How easy it is to destroy the thing we love! How quickly a barrier comes between us, a word, a gesture, a smile! Health, mood and desire cast a shadow, and what was bright becomes dull and burdensome. Through usage we wear ourselves out, and that which was sharp and clear becomes wearisome and confused. Through constant friction, hope and frustration, that which was beautiful and simple becomes fearful and expectant. Relationship is complex and difficult, and few can come out of it unscathed. Though we would like it to be static, enduring, continuous, relationship is a movement, a process which must be deeply and fully understood and not made to conform to an inner or outer pattern. Conformity, which is the social structure, loses its weight and authority only when there is love. Love in relationship is a purifying process as it reveals the ways of the self. Without this revelation, relationship has little significance.

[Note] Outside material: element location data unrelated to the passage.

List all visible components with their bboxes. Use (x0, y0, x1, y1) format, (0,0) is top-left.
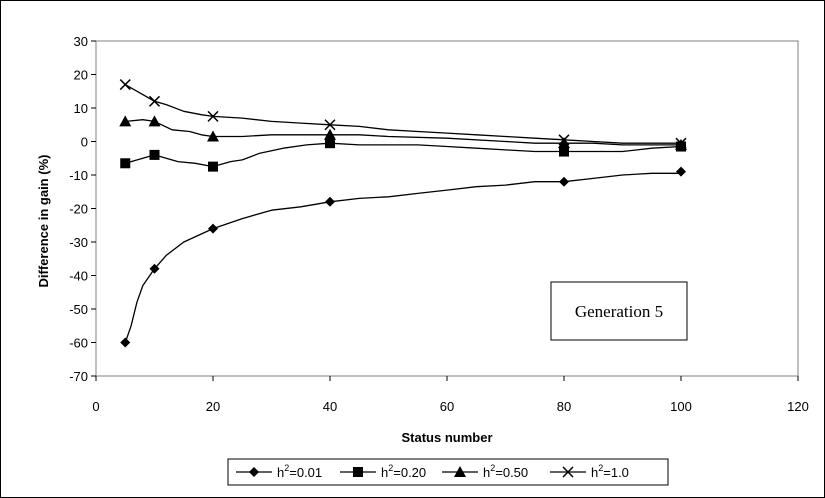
plot-area (95, 40, 799, 377)
legend-marker (353, 467, 363, 477)
y-tick-label: -60 (69, 336, 88, 351)
x-tick-label: 60 (440, 399, 454, 414)
data-point-square (120, 158, 131, 169)
x-axis-title: Status number (401, 430, 492, 445)
legend-box (227, 458, 669, 486)
y-tick-label: 20 (74, 68, 88, 83)
data-point-square (325, 138, 335, 149)
y-tick-label: -50 (69, 302, 88, 317)
y-tick-label: -10 (69, 168, 88, 183)
y-tick-label: 0 (81, 135, 88, 150)
data-point-diamond (120, 337, 131, 348)
legend-marker (249, 467, 259, 477)
x-tick-label: 120 (787, 399, 809, 414)
x-tick-label: 100 (670, 399, 692, 414)
data-point-square (559, 146, 569, 157)
y-tick-label: 30 (74, 34, 88, 49)
data-point-diamond (676, 166, 686, 177)
data-point-x (148, 95, 161, 107)
legend-label: h2=0.50 (483, 463, 528, 480)
data-point-triangle (558, 137, 570, 149)
data-point-diamond (325, 196, 335, 207)
data-point-diamond (149, 263, 160, 274)
annotation-label: Generation 5 (575, 302, 663, 321)
series-line (124, 84, 681, 144)
legend-label: h2=0.01 (277, 463, 322, 480)
data-point-triangle (324, 128, 336, 140)
y-tick-label: 10 (74, 101, 88, 116)
data-point-triangle (148, 115, 161, 127)
annotation-box (550, 281, 688, 341)
data-point-square (149, 149, 160, 160)
data-point-x (207, 110, 219, 122)
series-h2=0.50 (119, 115, 687, 150)
y-axis-ticks: 30 20 10 0 -10 -20 -30 -40 -50 -60 -70 (69, 34, 96, 384)
legend-item: h2=0.20 (340, 463, 426, 480)
y-tick-label: -30 (69, 235, 88, 250)
legend: h2=0.01 h2=0.20 h2=0.50 h2=1.0 (227, 458, 669, 486)
y-tick-label: -20 (69, 202, 88, 217)
legend-label: h2=1.0 (591, 463, 629, 480)
plot-border (95, 40, 799, 377)
series-line (125, 119, 681, 146)
legend-item: h2=1.0 (550, 463, 629, 480)
x-tick-label: 40 (323, 399, 337, 414)
y-tick-label: -40 (69, 269, 88, 284)
series-h2=1.0 (119, 79, 687, 149)
y-axis-title: Difference in gain (%) (36, 155, 51, 288)
legend-label: h2=0.20 (381, 463, 426, 480)
series-layer (119, 79, 687, 348)
data-point-triangle (207, 130, 219, 142)
data-point-triangle (119, 115, 132, 127)
series-h2=0.01 (120, 166, 686, 348)
legend-marker (562, 466, 574, 478)
x-tick-label: 80 (557, 399, 571, 414)
x-tick-label: 0 (92, 399, 99, 414)
data-point-x (324, 119, 336, 131)
data-point-x (119, 79, 131, 91)
data-point-square (208, 161, 218, 172)
legend-item: h2=0.50 (442, 463, 528, 480)
data-point-diamond (208, 223, 218, 234)
legend-marker (454, 466, 466, 477)
data-point-x (558, 134, 570, 146)
legend-item: h2=0.01 (236, 463, 322, 480)
data-point-x (675, 137, 687, 149)
y-tick-label: -70 (69, 369, 88, 384)
data-point-diamond (559, 176, 569, 187)
x-axis-ticks: 0 20 40 60 80 100 120 (92, 376, 809, 414)
x-tick-label: 20 (206, 399, 220, 414)
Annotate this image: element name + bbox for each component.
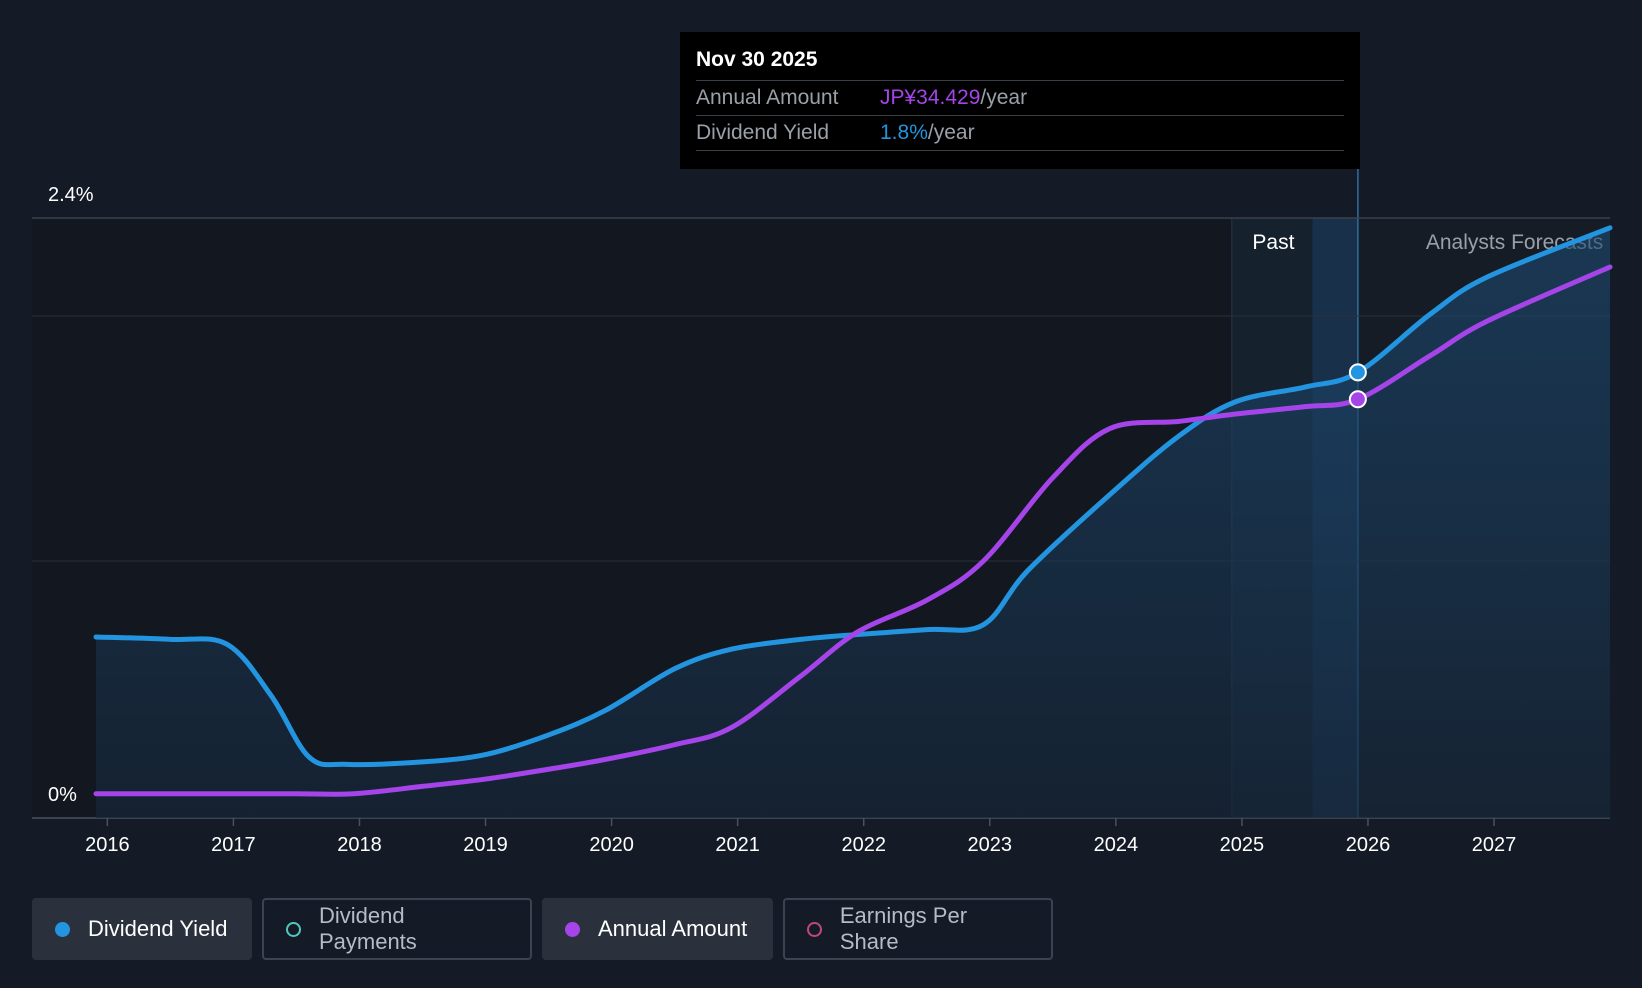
legend-ring-icon bbox=[286, 921, 301, 937]
x-tick-label: 2027 bbox=[1472, 834, 1517, 856]
legend-label: Annual Amount bbox=[598, 916, 748, 941]
dividend-yield-line bbox=[93, 225, 1613, 768]
yield-area bbox=[96, 227, 1610, 819]
x-tick-label: 2018 bbox=[337, 834, 382, 856]
tooltip-yield-row: Dividend Yield 1.8% /year bbox=[696, 116, 1344, 151]
legend-dot-icon bbox=[55, 921, 70, 937]
tooltip-amount-value: JP¥34.429 bbox=[880, 86, 981, 109]
tooltip-yield-value: 1.8% bbox=[880, 121, 928, 144]
yield-marker bbox=[1348, 363, 1367, 382]
legend-dividend-yield[interactable]: Dividend Yield bbox=[32, 898, 252, 960]
tooltip-yield-unit: /year bbox=[927, 121, 975, 144]
legend-annual-amount[interactable]: Annual Amount bbox=[542, 898, 773, 960]
tooltip-date: Nov 30 2025 bbox=[696, 46, 1344, 81]
tooltip-amount-label: Annual Amount bbox=[696, 86, 839, 109]
legend-label: Dividend Yield bbox=[88, 916, 228, 941]
y-tick-label: 0% bbox=[48, 784, 77, 806]
x-tick-label: 2024 bbox=[1094, 834, 1139, 856]
legend-label: Dividend Payments bbox=[318, 903, 417, 954]
x-tick-label: 2025 bbox=[1220, 834, 1265, 856]
tooltip: Nov 30 2025 Annual Amount JP¥34.429 /yea… bbox=[680, 32, 1360, 169]
amount-marker bbox=[1348, 390, 1367, 409]
legend-dividend-payments[interactable]: Dividend Payments bbox=[262, 898, 532, 960]
x-tick-label: 2026 bbox=[1346, 834, 1391, 856]
legend-label: Earnings Per Share bbox=[839, 903, 968, 954]
x-tick-label: 2020 bbox=[589, 834, 634, 856]
legend-ring-icon bbox=[807, 921, 822, 937]
tooltip-amount-row: Annual Amount JP¥34.429 /year bbox=[696, 81, 1344, 116]
legend-dot-icon bbox=[565, 921, 580, 937]
x-tick-label: 2021 bbox=[715, 834, 760, 856]
legend: Dividend Yield Dividend Payments Annual … bbox=[32, 898, 1053, 960]
x-tick-label: 2023 bbox=[968, 834, 1013, 856]
legend-earnings-per-share[interactable]: Earnings Per Share bbox=[783, 898, 1053, 960]
tooltip-amount-unit: /year bbox=[980, 86, 1028, 109]
annual-amount-line bbox=[93, 264, 1613, 797]
tooltip-yield-label: Dividend Yield bbox=[696, 121, 830, 144]
x-tick-label: 2019 bbox=[463, 834, 508, 856]
past-label: Past bbox=[1252, 231, 1294, 254]
y-tick-label: 2.4% bbox=[48, 184, 94, 206]
x-tick-label: 2022 bbox=[841, 834, 886, 856]
x-tick-label: 2017 bbox=[211, 834, 256, 856]
x-tick-label: 2016 bbox=[85, 834, 130, 856]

But how we struggle against this revelation! The struggle takes many forms: dominance or subservience, fear or hope, jealousy or acceptance, and so on and on. The difficulty is that we do not love; and if we do love we want it to function in a particular way, we do not give it freedom. We love with our minds and not with our hearts. Mind can modify itself, but love cannot. Mind can make itself invulnerable, but love cannot; mind can always withdraw, be exclusive, become personal or impersonal. Love is not to be compared and hedged about. Our difficulty lies in that which we call love, which is really of the mind. We fill our hearts with the things of the mind and so keep our hearts ever empty and expectant. It is the mind that clings, that is envious, that holds and destroys. Our life is dominated by the physical centres and by the mind. We do not love and let it alone, but crave to be loved; we give in order to receive, which is the generosity of the mind and not of the heart. The mind is ever seeking certainty, security; and can love be made certain by the mind? Can the mind, whose very essence is of time, catch love, which is its own eternity?

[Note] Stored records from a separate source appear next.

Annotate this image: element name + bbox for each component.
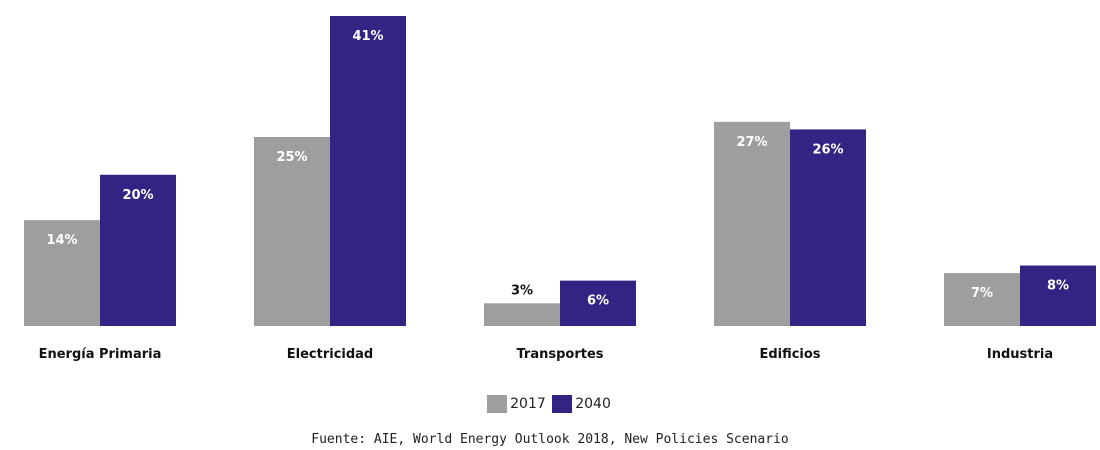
bar-industria-2040 [1020, 265, 1096, 326]
category-label-electricidad: Electricidad [287, 347, 374, 362]
bar-electricidad-2017 [254, 136, 330, 326]
legend-label-2017: 2017 [510, 396, 546, 412]
value-label-energia-primaria-2040: 20% [122, 188, 153, 203]
legend-item-2017: 2017 [487, 395, 548, 413]
value-label-edificios-2017: 27% [736, 135, 767, 150]
value-label-energia-primaria-2017: 14% [46, 233, 77, 248]
source-note: Fuente: AIE, World Energy Outlook 2018, … [311, 432, 789, 447]
bar-transportes-2040 [560, 280, 636, 326]
category-label-transportes: Transportes [516, 347, 603, 362]
bar-chart: 14% 20% Energía Primaria 25% 41% Electricidad… [24, 16, 1096, 362]
value-label-industria-2017: 7% [971, 286, 993, 301]
legend: 2017 2040 [0, 395, 1100, 413]
value-label-electricidad-2017: 25% [276, 150, 307, 165]
value-label-industria-2040: 8% [1047, 279, 1069, 294]
bar-edificios-2040 [790, 129, 866, 326]
bar-industria-2017 [944, 273, 1020, 326]
category-label-edificios: Edificios [759, 347, 820, 362]
value-label-transportes-2040: 6% [587, 294, 609, 309]
bar-transportes-2017 [484, 303, 560, 326]
bar-energia-primaria-2040 [100, 174, 176, 326]
bar-edificios-2017 [714, 121, 790, 326]
bar-energia-primaria-2017 [24, 220, 100, 326]
legend-item-2040: 2040 [552, 395, 613, 413]
category-label-industria: Industria [987, 347, 1053, 362]
category-label-energia-primaria: Energía Primaria [39, 347, 162, 362]
legend-label-2040: 2040 [575, 396, 611, 412]
value-label-edificios-2040: 26% [812, 142, 843, 157]
legend-swatch-2040 [552, 395, 573, 413]
value-label-electricidad-2040: 41% [352, 29, 383, 44]
value-label-transportes-2017: 3% [511, 283, 533, 298]
legend-swatch-2017 [487, 395, 508, 413]
bar-electricidad-2040 [330, 16, 406, 326]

But even the love of the heart has its own tricks; for we have so corrupted our heart that it is hesitant and confused. It is this that makes life so painful and wearisome. One moment we think we have love, and the next it is lost. There comes an imponderable strength, not of the mind, whose sources may not be fathomed. This strength is again destroyed by the mind; for in this battle the mind seems invariably to be the victor. This conflict within ourselves is not to be resolved by the cunning mind or by the hesitant heart. There is no means, no way to bring this conflict to an end. The very search for a means is another urge of the mind to be the master, to put away conflict in order to be peaceful, to have love, to become something.

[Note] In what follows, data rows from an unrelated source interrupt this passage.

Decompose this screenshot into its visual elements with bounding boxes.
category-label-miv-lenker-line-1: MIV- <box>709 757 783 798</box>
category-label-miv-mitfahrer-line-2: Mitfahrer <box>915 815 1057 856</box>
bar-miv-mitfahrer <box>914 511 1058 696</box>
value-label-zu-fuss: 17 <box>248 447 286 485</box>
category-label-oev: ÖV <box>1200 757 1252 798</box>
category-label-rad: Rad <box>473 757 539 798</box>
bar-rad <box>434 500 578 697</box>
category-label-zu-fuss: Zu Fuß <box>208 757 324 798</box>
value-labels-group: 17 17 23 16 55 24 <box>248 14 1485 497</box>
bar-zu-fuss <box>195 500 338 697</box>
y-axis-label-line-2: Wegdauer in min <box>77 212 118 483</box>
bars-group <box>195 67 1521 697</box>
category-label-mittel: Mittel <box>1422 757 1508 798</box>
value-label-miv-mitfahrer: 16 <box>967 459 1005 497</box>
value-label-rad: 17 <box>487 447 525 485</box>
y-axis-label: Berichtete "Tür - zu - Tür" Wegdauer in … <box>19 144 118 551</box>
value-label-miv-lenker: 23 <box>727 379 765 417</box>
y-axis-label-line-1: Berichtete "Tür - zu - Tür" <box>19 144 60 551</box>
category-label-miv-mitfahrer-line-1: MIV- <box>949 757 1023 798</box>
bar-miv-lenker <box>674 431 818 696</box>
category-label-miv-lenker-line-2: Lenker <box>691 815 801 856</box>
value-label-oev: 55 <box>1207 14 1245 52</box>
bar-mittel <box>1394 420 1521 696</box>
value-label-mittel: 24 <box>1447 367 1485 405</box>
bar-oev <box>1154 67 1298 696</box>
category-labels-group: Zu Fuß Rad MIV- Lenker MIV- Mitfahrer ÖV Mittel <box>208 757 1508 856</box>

Our greatest difficulty is to be widely and deeply aware that there is no means to love as a desirable end of the mind. When we understand this really and profoundly, then there is a possibility of receiving something that is not of this world. Without the touch of that something, do what we will, there can be no lasting happiness in relationship. If you have received that benediction and I have not, naturally you and I will be in conflict. You may not be in conflict, but I will be; and in my pain and sorrow I cut myself off. Sorrow is as exclusive as pleasure, and until there is that love which is not of my making, relationship is pain. If there is the benediction of that love, you cannot but love me whatever I may be, for then you do not shape love according to my behaviour. Whatever tricks the mind may play, you and I are separate; though we may be in touch with each other at some points, integration is not with you, but within myself. This integration is not brought about by the mind at any time; it comes into being only when the mind is utterly silent, having reached the end of its own tether. Only then is there no pain in relationship.